A recent surge in credit and debit card spending shows the latest round of stimulus checks are doing their job, Bank of America said Thursday—so much so that the U.S. economy is likely to soar even higher than presumed.
March data from the bank’s own cardholders showed “exceptional consumer spending,” particularly in the latest week tracked, the bank said, raising its forecast for both 2021 and 2022 economic growth yet again.
- A recent surge in spending on Bank of America credit and debit cards shows the latest round of stimulus checks are in fact stimulating the economy, Bank of America said in a report Thursday.
- The surge is giving economists even more cause to be optimistic about future economic growth and the country’s ability to recover lost jobs.
- Spending among lower-income stimulus check recipients was particularly high.
For the seven days through March 20, total card spending was 23% higher than two years ago (a better comparison than last year, the bank said), while spending among stimulus check recipients was 49% higher. Notably, stimulus check recipients in the lowest income group—those earning less than $50,000—spent a “staggering” 69% more than two years ago, the bank's BofA Securities arm said in a global research report.
“It is hard to keep up with this economy,” wrote Michelle Meyer, an economist at BofA Securities.
Economists have been predicting the combination of an increasingly normal everyday life and cash from the federal government’s latest pandemic relief package would jumpstart consumer spending, and in turn, fuel economic growth this year of two to three times pre-pandemic levels.
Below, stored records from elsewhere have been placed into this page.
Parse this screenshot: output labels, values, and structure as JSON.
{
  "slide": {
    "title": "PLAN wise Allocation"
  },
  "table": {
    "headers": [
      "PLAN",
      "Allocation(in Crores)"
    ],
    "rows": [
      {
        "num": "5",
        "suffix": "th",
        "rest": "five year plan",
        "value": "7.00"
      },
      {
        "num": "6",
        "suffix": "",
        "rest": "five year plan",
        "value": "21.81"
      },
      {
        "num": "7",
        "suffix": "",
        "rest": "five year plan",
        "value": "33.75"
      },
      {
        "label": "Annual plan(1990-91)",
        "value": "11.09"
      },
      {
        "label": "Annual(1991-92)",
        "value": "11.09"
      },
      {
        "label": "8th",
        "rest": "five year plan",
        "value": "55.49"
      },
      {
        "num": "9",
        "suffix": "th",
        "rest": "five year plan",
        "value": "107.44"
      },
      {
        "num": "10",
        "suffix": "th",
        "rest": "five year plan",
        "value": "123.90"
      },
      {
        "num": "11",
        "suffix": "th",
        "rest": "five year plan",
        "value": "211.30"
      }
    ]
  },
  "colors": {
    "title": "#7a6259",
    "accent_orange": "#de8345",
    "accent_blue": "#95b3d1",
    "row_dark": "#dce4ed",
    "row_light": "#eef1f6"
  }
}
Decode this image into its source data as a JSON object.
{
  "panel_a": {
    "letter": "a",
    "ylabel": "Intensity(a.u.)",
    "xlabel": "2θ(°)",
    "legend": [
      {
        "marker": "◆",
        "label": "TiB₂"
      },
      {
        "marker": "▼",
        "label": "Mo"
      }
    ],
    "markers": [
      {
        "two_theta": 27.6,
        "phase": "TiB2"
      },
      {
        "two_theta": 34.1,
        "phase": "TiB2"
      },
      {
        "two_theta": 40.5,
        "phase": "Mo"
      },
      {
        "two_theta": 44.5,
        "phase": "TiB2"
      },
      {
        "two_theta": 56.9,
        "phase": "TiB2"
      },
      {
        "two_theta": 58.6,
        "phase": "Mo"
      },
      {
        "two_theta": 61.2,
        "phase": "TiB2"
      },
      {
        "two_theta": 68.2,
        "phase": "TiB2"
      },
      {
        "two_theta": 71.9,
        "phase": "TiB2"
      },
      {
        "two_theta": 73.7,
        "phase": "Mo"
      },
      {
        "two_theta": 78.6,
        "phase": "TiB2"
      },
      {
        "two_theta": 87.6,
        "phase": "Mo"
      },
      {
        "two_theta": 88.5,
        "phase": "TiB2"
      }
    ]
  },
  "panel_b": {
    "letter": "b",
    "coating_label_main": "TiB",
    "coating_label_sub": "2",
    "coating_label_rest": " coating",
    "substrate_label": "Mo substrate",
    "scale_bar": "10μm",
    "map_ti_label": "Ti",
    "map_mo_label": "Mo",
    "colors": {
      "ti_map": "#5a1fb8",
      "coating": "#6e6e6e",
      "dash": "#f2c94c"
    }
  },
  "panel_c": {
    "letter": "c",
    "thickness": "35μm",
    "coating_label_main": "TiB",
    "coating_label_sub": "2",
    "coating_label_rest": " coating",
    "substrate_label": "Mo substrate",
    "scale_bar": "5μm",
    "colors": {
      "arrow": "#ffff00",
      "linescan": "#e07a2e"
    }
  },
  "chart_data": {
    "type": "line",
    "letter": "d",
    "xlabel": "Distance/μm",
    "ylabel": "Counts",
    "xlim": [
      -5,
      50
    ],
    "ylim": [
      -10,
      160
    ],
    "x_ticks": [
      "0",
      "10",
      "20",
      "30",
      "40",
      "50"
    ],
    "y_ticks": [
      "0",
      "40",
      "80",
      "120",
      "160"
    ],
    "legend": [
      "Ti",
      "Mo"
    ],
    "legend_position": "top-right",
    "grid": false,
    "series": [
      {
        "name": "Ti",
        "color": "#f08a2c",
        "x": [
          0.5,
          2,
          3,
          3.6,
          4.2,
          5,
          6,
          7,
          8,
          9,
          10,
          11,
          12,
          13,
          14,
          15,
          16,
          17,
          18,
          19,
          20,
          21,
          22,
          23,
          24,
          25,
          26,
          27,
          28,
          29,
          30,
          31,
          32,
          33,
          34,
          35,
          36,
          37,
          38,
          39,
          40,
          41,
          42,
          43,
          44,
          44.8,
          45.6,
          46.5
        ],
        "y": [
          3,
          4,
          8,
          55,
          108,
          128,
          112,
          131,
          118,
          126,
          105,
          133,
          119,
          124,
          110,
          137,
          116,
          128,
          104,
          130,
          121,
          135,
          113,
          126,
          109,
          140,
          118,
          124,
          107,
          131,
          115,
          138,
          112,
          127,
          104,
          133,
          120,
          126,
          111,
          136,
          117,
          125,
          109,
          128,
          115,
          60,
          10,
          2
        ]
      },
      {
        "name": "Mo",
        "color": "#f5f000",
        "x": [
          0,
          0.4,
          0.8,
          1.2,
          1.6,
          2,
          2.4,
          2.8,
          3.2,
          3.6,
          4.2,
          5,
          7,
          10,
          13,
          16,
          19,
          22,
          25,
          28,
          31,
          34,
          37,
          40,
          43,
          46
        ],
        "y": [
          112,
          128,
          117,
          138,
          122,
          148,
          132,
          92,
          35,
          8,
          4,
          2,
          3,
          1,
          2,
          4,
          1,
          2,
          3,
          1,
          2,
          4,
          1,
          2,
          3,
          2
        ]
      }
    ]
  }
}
But the proof is in the pudding. Bank of America’s credit card data, described by the bank with words like “whopping,” reflects the first week of spending since the latest round of stimulus checks—up to $1,400 per person—started arriving in bank accounts across the country. The first 90 million checks were out by March 17, according to the IRS.
Brighter Forecasts for GDP and Unemployment
BofA said its economic outlook, already optimistic, is even rosier now. For 2021, the bank boosted its growth forecast for real gross domestic product (GDP) to 7% from 6.5%, and for 2022, to 5.5% from 5%. That’s even higher than the Federal Reserve’s recently raised forecast of 6.5% for 2021 and 3.3% for 2022.
On the unemployment front, the bank is predicting the economy will add an average of 950,000 jobs per month during the second quarter—two and a half times February’s growth—bringing the unemployment rate down from 6.2% in February to 4.7% by summer and 4.5% by year end. And by next year, the bank predicts, several measures of the job market will have fully healed from the pandemic.
“We think consumer spending is about to take-off given the one-two punch of stimulus and reopening,” Meyer wrote, citing the widespread expectation that COVID-19 vaccines and lower infection levels will reduce the risks of contraction and in turn the limitations on activities.
GDP growth for next year, she wrote, reflects “penciling in a ‘placeholder’ for another round of stimulus,” perhaps passed by the end of this year.
In order to assess their impact, Bank of America filtered the spending data by those who had received stimulus checks and those who hadn’t. For the week through March 20, spending by lower-income consumers who hadn’t received stimulus checks (presumably because they’re still being distributed) was up only 16% from two years earlier, compared to the 69% for those who had. In the highest-income group, card spending rose 7% for those who hadn’t received checks and 29% for those who had.
This shows the lower-income consumer, who tends to spend more on goods than services, is leading this early stage of the spending boom, BofA said, but that’s likely to shift. Higher-income consumers who are sitting on unintentional excess savings will likely take over once people “have a green light” to re-engage in the service economy—industries like travel and entertainment, the bank said.